As a cellist, Mr. Moore appeared as a soloist and chamber player on some of the world’s leading concert stages. He was renowned for championing the work of 20th-century composers: where another cellist might present a recital in which a single modern work was interleaved among more traditional fare, Mr. Moore typically offered a half-dozen contemporary pieces at once.
Writing in The New York Times in 1969, Peter G. Davis reviewed a program by Mr. Moore at Carnegie Recital Hall that included works by Ben Weber, Iain Hamilton, Roger Sessions, Beatrice Witkin and the African-American composer Hale Smith.
“Mr. Moore vaulted every technical hurdle of his formidable recital with disarming ease,” Mr. Davis wrote. “He is a virtuoso cellist, a sensitive musician and something of a hero.”
Mr. Moore also collaborated with jazz musicians, including the pianist McCoy Tyner and the bassist Ron Carter.
On the podium, he was a regular guest conductor of the Brooklyn Philharmonic and also led the Detroit Symphony, the Berkeley (Calif.) Symphony and Opera Ebony.
Mr. Moore was a founder, the principal cellist, a frequent conductor and an administrator of the Symphony of the New World, an ensemble, begun in New York in 1964, that sought to represent minorities and women in far greater numbers than traditional orchestras did.
He was also the founder and conductor of the Classical Heritage Ensemble, a chamber orchestra specializing in rarely performed classical works.
As a composer, Mr. Moore was known for “Many Thousand Gone,” for strings, flute, percussion and chorus; string quartets; and several pieces for the cello, an instrument that has long been painfully underrepresented in the solo literature.
He composed the soundtrack for “Ida B. Wells: A Passion for Justice,” a documentary about that pioneering black journalist, first broadcast on PBS in 1989.
With the photographer, filmmaker, musician and polymath Gordon Parks, Mr. Moore wrote the soundtrack for the 1984 PBS documentary “Solomon Northup’s Odyssey,” about a free black man forced into bondage. Mr. Northup’s story is the subject of the current feature film “12 Years a Slave.”

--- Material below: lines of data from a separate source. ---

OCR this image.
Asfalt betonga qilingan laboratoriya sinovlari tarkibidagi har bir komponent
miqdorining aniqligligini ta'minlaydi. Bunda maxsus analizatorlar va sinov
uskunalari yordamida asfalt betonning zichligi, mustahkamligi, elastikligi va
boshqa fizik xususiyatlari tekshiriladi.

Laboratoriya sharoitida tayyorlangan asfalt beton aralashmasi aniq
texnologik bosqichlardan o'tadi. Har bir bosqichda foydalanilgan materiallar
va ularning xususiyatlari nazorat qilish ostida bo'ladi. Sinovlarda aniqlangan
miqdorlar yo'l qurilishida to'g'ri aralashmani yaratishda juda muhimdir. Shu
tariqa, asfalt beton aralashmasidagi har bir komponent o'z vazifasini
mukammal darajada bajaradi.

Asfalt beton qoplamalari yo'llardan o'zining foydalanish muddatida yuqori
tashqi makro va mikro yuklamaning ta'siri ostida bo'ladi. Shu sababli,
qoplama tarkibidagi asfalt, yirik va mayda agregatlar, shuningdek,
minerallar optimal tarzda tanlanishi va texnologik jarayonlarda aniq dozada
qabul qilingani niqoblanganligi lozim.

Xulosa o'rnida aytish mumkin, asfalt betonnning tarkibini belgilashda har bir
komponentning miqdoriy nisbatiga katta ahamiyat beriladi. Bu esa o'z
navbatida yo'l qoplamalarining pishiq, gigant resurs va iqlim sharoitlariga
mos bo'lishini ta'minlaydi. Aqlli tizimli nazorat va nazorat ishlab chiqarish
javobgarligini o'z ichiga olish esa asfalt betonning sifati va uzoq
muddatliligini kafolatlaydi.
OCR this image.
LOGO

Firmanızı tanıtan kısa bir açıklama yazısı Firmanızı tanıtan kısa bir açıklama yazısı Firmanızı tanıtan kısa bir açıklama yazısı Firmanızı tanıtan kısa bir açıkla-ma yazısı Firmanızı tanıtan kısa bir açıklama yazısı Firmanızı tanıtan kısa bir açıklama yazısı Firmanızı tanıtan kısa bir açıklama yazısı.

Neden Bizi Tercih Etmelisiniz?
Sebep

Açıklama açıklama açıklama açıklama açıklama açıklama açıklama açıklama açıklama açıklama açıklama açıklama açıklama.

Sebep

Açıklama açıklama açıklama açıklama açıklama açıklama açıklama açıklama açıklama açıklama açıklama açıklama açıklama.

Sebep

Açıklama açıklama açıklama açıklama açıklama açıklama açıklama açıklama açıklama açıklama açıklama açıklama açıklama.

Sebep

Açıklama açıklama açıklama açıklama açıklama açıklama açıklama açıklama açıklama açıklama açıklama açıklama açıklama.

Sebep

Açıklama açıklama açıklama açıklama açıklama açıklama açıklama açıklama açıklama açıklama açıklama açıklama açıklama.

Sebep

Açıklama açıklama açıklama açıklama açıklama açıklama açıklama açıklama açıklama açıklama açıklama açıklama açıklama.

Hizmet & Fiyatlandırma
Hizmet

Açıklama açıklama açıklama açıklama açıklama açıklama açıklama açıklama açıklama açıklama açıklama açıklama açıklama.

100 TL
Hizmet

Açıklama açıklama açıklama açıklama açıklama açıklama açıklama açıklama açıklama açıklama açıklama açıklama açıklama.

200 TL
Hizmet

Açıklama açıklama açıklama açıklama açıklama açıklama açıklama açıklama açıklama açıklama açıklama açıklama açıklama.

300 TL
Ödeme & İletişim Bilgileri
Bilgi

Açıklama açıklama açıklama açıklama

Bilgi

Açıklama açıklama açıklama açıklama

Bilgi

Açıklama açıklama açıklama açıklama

Kermit Diton Moore was born in Akron, Ohio, on March 11, 1929; his middle name was in honor of the African-American composer Carl Diton, whom his parents admired. He began piano lessons with his mother at 5 and at 10 took up the cello.
While still in high school, Mr. Moore studied at the Cleveland Institute of Music; by the time he was 19, he was playing solo recitals in New York.
In Manhattan, Mr. Moore studied the cello with Felix Salmond at the Juilliard School while simultaneously studying composition and musicology at New York University, from which he received a master’s degree. He later studied at the Paris Conservatoire.